Budget changes will leave disabled and elderly without care as struggling providers go under, experts warn

Rachel Reeves’ Budget measures will devastate care providers, leaving vulnerable disabled and elderly people without care next year, healthcare experts are warning.

The disastrous scenario could also bankrupt local authorities, care providers say.

The rise in employers’ national insurance in April, together with increases in the minimum wage and national living wage, will threaten the future of care companies, according to the Homecare Association, a membership body for care providers.

It follows a report by industry analysts LaingBuisson that found a widening gap between the profits of providers reliant on privately paying customers and those of providers dependent on clients funded by the state or NHS.

The care sector is especially sensitive to minimum wage changes because care worker pay is among the lowest in the UK, statistics show, and most workers are on low wages.

The association says that if care providers fold, the UK risks widespread failure of care provision, which could “leave people without care, overwhelm family carers and cripple NHS services”.

The Homecare Association and Care England, which jointly commissioned the report, warned the chancellor, health secretary Wes Streeting and deputy PM Angela Rayner in a letter: “Local authorities could not cope with contract hand-backs or failure of multiple providers.

“Councils would have to provide the care themselves. This would cause insolvency of councils.”

Councils are already struggling with spiralling costs

Councils are already struggling with spiralling costs (In Pictures via Getty)

The care sector is already in a precarious financial state, even without the extra costs, the association says.

Companies serving people whose needs are state-funded are “most at risk”.

Local authorities and the NHS buy up to 80 per cent of care services, and the fees they pay are said to be too low to cover costs, while the small, local providers that provide most of the care “operate on thin margins, lack financial resilience and are very vulnerable”.

But councils have already warned that local authorities in England face a funding shortfall of £54bn over the next five years, leaving them at risk of becoming insolvent.

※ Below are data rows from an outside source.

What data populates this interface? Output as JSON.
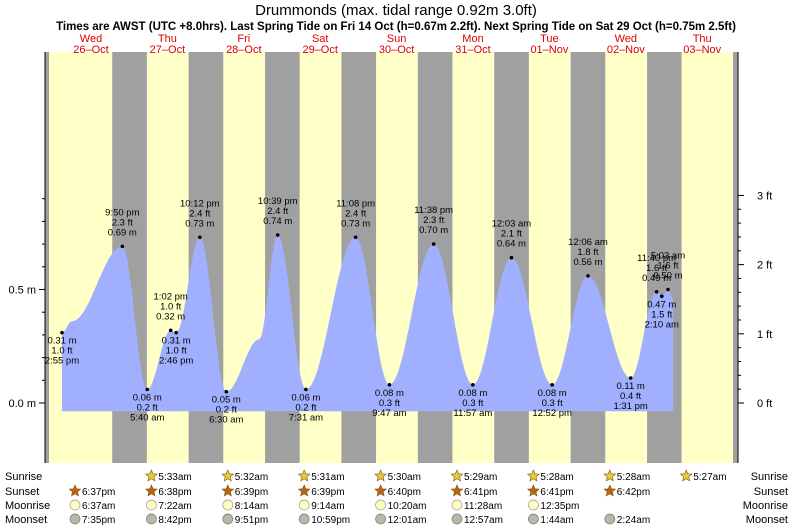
{
  "chart_data": {
    "type": "area",
    "title": "Drummonds (max. tidal range 0.92m 3.0ft)",
    "subtitle": "Times are AWST (UTC +8.0hrs). Last Spring Tide on Fri 14 Oct (h=0.67m 2.2ft). Next Spring Tide on Sat 29 Oct (h=0.75m 2.5ft)",
    "ylim_m": [
      -0.16,
      1.0
    ],
    "xlim_day": [
      -0.7,
      8.0
    ],
    "y_ticks_m": [
      {
        "v": 0.0,
        "label": "0.0 m"
      },
      {
        "v": 0.5,
        "label": "0.5 m"
      }
    ],
    "y_ticks_ft": [
      {
        "v": 0,
        "label": "0 ft"
      },
      {
        "v": 1,
        "label": "1 ft"
      },
      {
        "v": 2,
        "label": "2 ft"
      },
      {
        "v": 3,
        "label": "3 ft"
      }
    ],
    "days": [
      {
        "dow": "Wed",
        "date": "26–Oct",
        "pos": 0.0
      },
      {
        "dow": "Thu",
        "date": "27–Oct",
        "pos": 1.0
      },
      {
        "dow": "Fri",
        "date": "28–Oct",
        "pos": 2.0
      },
      {
        "dow": "Sat",
        "date": "29–Oct",
        "pos": 3.0
      },
      {
        "dow": "Sun",
        "date": "30–Oct",
        "pos": 4.0
      },
      {
        "dow": "Mon",
        "date": "31–Oct",
        "pos": 5.0
      },
      {
        "dow": "Tue",
        "date": "01–Nov",
        "pos": 6.0
      },
      {
        "dow": "Wed",
        "date": "02–Nov",
        "pos": 7.0
      },
      {
        "dow": "Thu",
        "date": "03–Nov",
        "pos": 8.0
      }
    ],
    "night_intervals": [
      [
        0.278,
        0.731
      ],
      [
        1.278,
        1.731
      ],
      [
        2.278,
        2.731
      ],
      [
        3.278,
        3.731
      ],
      [
        4.278,
        4.731
      ],
      [
        5.278,
        5.731
      ],
      [
        6.278,
        6.731
      ],
      [
        7.278,
        7.73
      ]
    ],
    "tides": [
      {
        "t": -0.25,
        "h": 0.36,
        "label": false
      },
      {
        "t": -0.38,
        "h": 0.31,
        "m": "0.31 m",
        "ft": "1.0 ft",
        "time": "2:55 pm",
        "kind": "low",
        "label": true
      },
      {
        "t": 0.41,
        "h": 0.69,
        "m": "0.69 m",
        "ft": "2.3 ft",
        "time": "9:50 pm",
        "kind": "high",
        "label": true
      },
      {
        "t": 0.736,
        "h": 0.06,
        "m": "0.06 m",
        "ft": "0.2 ft",
        "time": "5:40 am",
        "kind": "low",
        "label": true
      },
      {
        "t": 1.043,
        "h": 0.32,
        "m": "0.32 m",
        "ft": "1.0 ft",
        "time": "1:02 pm",
        "kind": "high",
        "label": true
      },
      {
        "t": 1.115,
        "h": 0.31,
        "m": "0.31 m",
        "ft": "1.0 ft",
        "time": "2:46 pm",
        "kind": "low",
        "label": true
      },
      {
        "t": 1.424,
        "h": 0.73,
        "m": "0.73 m",
        "ft": "2.4 ft",
        "time": "10:12 pm",
        "kind": "high",
        "label": true
      },
      {
        "t": 1.771,
        "h": 0.05,
        "m": "0.05 m",
        "ft": "0.2 ft",
        "time": "6:30 am",
        "kind": "low",
        "label": true
      },
      {
        "t": 2.2,
        "h": 0.28,
        "label": false
      },
      {
        "t": 2.444,
        "h": 0.74,
        "m": "0.74 m",
        "ft": "2.4 ft",
        "time": "10:39 pm",
        "kind": "high",
        "label": true
      },
      {
        "t": 2.813,
        "h": 0.06,
        "m": "0.06 m",
        "ft": "0.2 ft",
        "time": "7:31 am",
        "kind": "low",
        "label": true
      },
      {
        "t": 3.464,
        "h": 0.73,
        "m": "0.73 m",
        "ft": "2.4 ft",
        "time": "11:08 pm",
        "kind": "high",
        "label": true
      },
      {
        "t": 3.906,
        "h": 0.08,
        "m": "0.08 m",
        "ft": "0.3 ft",
        "time": "9:47 am",
        "kind": "low",
        "label": true
      },
      {
        "t": 4.485,
        "h": 0.7,
        "m": "0.70 m",
        "ft": "2.3 ft",
        "time": "11:38 pm",
        "kind": "high",
        "label": true
      },
      {
        "t": 4.998,
        "h": 0.08,
        "m": "0.08 m",
        "ft": "0.3 ft",
        "time": "11:57 am",
        "kind": "low",
        "label": true
      },
      {
        "t": 5.503,
        "h": 0.64,
        "m": "0.64 m",
        "ft": "2.1 ft",
        "time": "12:03 am",
        "kind": "high",
        "label": true
      },
      {
        "t": 6.036,
        "h": 0.08,
        "m": "0.08 m",
        "ft": "0.3 ft",
        "time": "12:52 pm",
        "kind": "low",
        "label": true
      },
      {
        "t": 6.505,
        "h": 0.56,
        "m": "0.56 m",
        "ft": "1.8 ft",
        "time": "12:06 am",
        "kind": "high",
        "label": true
      },
      {
        "t": 7.063,
        "h": 0.11,
        "m": "0.11 m",
        "ft": "0.4 ft",
        "time": "1:31 pm",
        "kind": "low",
        "label": true
      },
      {
        "t": 7.403,
        "h": 0.49,
        "m": "0.49 m",
        "ft": "1.6 ft",
        "time": "11:40 pm",
        "kind": "high",
        "label": true
      },
      {
        "t": 7.471,
        "h": 0.47,
        "m": "0.47 m",
        "ft": "1.5 ft",
        "time": "2:10 am",
        "kind": "low",
        "label": true
      },
      {
        "t": 7.552,
        "h": 0.5,
        "m": "0.50 m",
        "ft": "1.6 ft",
        "time": "5:03 am",
        "kind": "high",
        "label": true
      },
      {
        "t": 7.62,
        "h": 0.46,
        "label": false
      }
    ]
  },
  "footer": {
    "rows": [
      {
        "name": "Sunrise",
        "icon": "sun-icon"
      },
      {
        "name": "Sunset",
        "icon": "sunset-icon"
      },
      {
        "name": "Moonrise",
        "icon": "moonrise-icon"
      },
      {
        "name": "Moonset",
        "icon": "moonset-icon"
      }
    ],
    "sunrise": [
      {
        "day": 1,
        "time": "5:33am"
      },
      {
        "day": 2,
        "time": "5:32am"
      },
      {
        "day": 3,
        "time": "5:31am"
      },
      {
        "day": 4,
        "time": "5:30am"
      },
      {
        "day": 5,
        "time": "5:29am"
      },
      {
        "day": 6,
        "time": "5:28am"
      },
      {
        "day": 7,
        "time": "5:28am"
      },
      {
        "day": 8,
        "time": "5:27am"
      }
    ],
    "sunset": [
      {
        "day": 0,
        "time": "6:37pm"
      },
      {
        "day": 1,
        "time": "6:38pm"
      },
      {
        "day": 2,
        "time": "6:39pm"
      },
      {
        "day": 3,
        "time": "6:39pm"
      },
      {
        "day": 4,
        "time": "6:40pm"
      },
      {
        "day": 5,
        "time": "6:41pm"
      },
      {
        "day": 6,
        "time": "6:41pm"
      },
      {
        "day": 7,
        "time": "6:42pm"
      }
    ],
    "moonrise": [
      {
        "day": 0,
        "time": "6:37am"
      },
      {
        "day": 1,
        "time": "7:22am"
      },
      {
        "day": 2,
        "time": "8:14am"
      },
      {
        "day": 3,
        "time": "9:14am"
      },
      {
        "day": 4,
        "time": "10:20am"
      },
      {
        "day": 5,
        "time": "11:28am"
      },
      {
        "day": 6,
        "time": "12:35pm"
      }
    ],
    "moonset": [
      {
        "day": 0,
        "time": "7:35pm"
      },
      {
        "day": 1,
        "time": "8:42pm"
      },
      {
        "day": 2,
        "time": "9:51pm"
      },
      {
        "day": 3,
        "time": "10:59pm"
      },
      {
        "day": 4,
        "time": "12:01am"
      },
      {
        "day": 5,
        "time": "12:57am"
      },
      {
        "day": 6,
        "time": "1:44am"
      },
      {
        "day": 7,
        "time": "2:24am"
      }
    ]
  },
  "colors": {
    "day": "#ffffc8",
    "night": "#a0a0a0",
    "sea": "#a0b0ff",
    "date_text": "#dd0000",
    "sun": "#e8c840",
    "sunset": "#c06018",
    "moonrise": "#ffffc0",
    "moonset": "#b8b8a8"
  }
}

Directors of adult social services have warned government promises on increases in funding for social care fall short of the estimated £1.8bn in extra costs facing councils, chiefly driven by the chancellor’s October Budget measures.

The Homecare Association estimates that employment costs will surge by at least 10 per cent in the next financial year.

Martin Green, chief executive of the charity Care England, said: “When care providers fail, it’s not just businesses that collapse. It’s entire support systems for people needing and receiving services. The human and economic cost will be devastating.”

Jane Townson, chief executive of the Homecare Association, said: “We risk a significant reduction in care and support services. This could leave thousands of older and disabled people without essential support; force family members to quit their jobs to provide care; and increase NHS waiting lists.”

She called on the government to invest at least £2.8bn in care, saying evidence showed that every £1 invested saved £3 in longer-term costs, and to make care providers exempt from changes to employers’ national insurance.

A Department of Health and Social Care spokesperson said: “We are tackling the challenges facing adult social care and taking the first steps towards building a National Care Service by introducing legislation that will establish the first ever fair pay agreement for care professionals and increasing the Carer’s Allowance earnings threshold by over £2,300 – the biggest rise since the 1970s.

“We are giving local authorities an additional £3.5bn in 2025-26, including a £680m increase in the social care grant to support the sector.”